[package-extractor]: fix issue #5719, preventing duplicate-copy conflicts across npm-packlist versions

[LPegasus]

Summary

Fixes #5719 .

Details

glob@7 with leading dot-slash pattern won't return the same path files.
But, glob@8 with leading dot-slash pattern will return a file path prefixed with "./".
Than, we will got two file paths reference to the same file.
This will cause EEXIST: file already exists error when running with COPYFILE_EXCL mode.

This PR uses path.normalize to dedup the file paths.

How it was tested

1. Added a unit test.
2. Tested in the repo where the issue happened.

[octogonz]

Key questions for this change:

1. Is this a perf concern? We are synchronously calling path.normalize() potentially thousands of times, and allocating multiple data structures containing thousands of elements. How many thousands? It is not the full --create-archive list from rush deploy, but more like the total number of files under a single Rush project. An imperative loop here could be more efficient for time/memory, but the costs are probably already tiny compared to the preceding work required to construct npmPackFiles.

2. Is it the right fix? The problem did not exist with npm-packlist@2, it is apparently npm-packlist@5 that started returning duplicate paths. Why should a packlist contain duplicates? Aren't duplicate paths a bug? If so, then this "fix" is reversing the effects of a bug, which wouldn't be necessary if we simply fix the bug. (More evidence: npm-packlist is maintained by NPM, Inc., who are known for "how can this have no unit test???" type regressions.)

   If it's a bug, then other tools that use npm-packlist should have the same bug.
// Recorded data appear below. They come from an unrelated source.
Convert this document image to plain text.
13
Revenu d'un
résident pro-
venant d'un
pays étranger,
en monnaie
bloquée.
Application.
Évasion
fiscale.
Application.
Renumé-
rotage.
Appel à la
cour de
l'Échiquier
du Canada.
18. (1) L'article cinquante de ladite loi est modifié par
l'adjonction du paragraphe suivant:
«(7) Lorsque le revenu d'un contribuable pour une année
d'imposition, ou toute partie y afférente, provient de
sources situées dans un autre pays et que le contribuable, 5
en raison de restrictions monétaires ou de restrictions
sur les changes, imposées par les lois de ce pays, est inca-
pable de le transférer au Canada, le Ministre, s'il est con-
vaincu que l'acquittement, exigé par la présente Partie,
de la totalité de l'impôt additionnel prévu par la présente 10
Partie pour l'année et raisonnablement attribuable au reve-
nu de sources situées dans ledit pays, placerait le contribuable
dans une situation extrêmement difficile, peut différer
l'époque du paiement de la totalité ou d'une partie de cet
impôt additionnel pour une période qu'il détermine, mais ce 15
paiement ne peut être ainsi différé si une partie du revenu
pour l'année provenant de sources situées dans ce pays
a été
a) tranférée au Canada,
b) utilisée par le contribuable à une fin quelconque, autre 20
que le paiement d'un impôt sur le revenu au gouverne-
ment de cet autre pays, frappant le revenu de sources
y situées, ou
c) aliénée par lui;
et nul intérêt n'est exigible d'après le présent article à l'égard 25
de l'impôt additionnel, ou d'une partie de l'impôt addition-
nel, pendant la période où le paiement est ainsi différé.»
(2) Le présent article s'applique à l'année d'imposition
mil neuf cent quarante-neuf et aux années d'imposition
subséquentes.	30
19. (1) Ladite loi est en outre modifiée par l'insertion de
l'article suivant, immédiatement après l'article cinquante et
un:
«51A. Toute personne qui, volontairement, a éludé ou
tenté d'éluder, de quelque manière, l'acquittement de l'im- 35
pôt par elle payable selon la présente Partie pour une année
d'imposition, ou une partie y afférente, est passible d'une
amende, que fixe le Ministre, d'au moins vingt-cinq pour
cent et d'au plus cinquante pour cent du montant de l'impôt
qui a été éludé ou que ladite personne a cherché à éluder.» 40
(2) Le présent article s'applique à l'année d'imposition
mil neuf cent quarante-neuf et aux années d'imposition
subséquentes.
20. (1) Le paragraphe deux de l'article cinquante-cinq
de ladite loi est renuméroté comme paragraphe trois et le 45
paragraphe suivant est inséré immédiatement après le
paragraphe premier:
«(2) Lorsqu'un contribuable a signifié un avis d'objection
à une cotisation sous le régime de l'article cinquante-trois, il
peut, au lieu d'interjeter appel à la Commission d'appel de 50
And here we go, PNPM seems to have encountered the same issue:

   fix: packing the same file twice during publish pnpm/pnpm#7250

   That diff interestingly has a similar deduplication line:

   const files = Array.from(new Set((await packlist(src)).map((f) => path.join(f))))

   ...but if you look closely, it is not calling path.normalize(). It seems to be deduplicating for some other reason. PNPM's real fix was to upgrade npm-packlist:

   The fix was to update npm-packlist to the latest version.

   ...which at the time, they accomplished by introducing a wrapper package @pnpm/fs.packlist.

[octogonz]

We can't downgrade, because that would undo the benefit of PR #5575.

So, one alternative fix is to upgrade to npm-packlist (whose latest version is now already 10.x).

BUT, consider that PNPM's @pnpm/fs.packlist has eliminated its dependency on arborist, so today it is merely:

• A hardwired dependency on known-good "npm-packlist": "5.1.3"
• A small amount of normalizing/deduplicating logic in index.ts.

This seems like exactly what rush deploy needs. And Rush primarily uses PNPM, I think we would get more consistent/stable results by replacing our npm-packlist with @pnpm/fs.packlist. That seems like the best solution.

[octogonz]

That said:

• This was a significant regression for rush deploy

• It is a recent regression caused by this PR in January:

  [package-extractor] Upgrade npm-packlist to 5.1.3 to remove deprecated glob@7 and inflight dependencies #5575

  CC @iclanton

• @LPegasus's PR is a minimal fix.

So my recommendation is to merge+publish PR #5720, then do a follow up PR to implement the @pnpm/fs.packlist approach.

[octogonz]

🚀 Rush 5.172.1 has been published with this fix.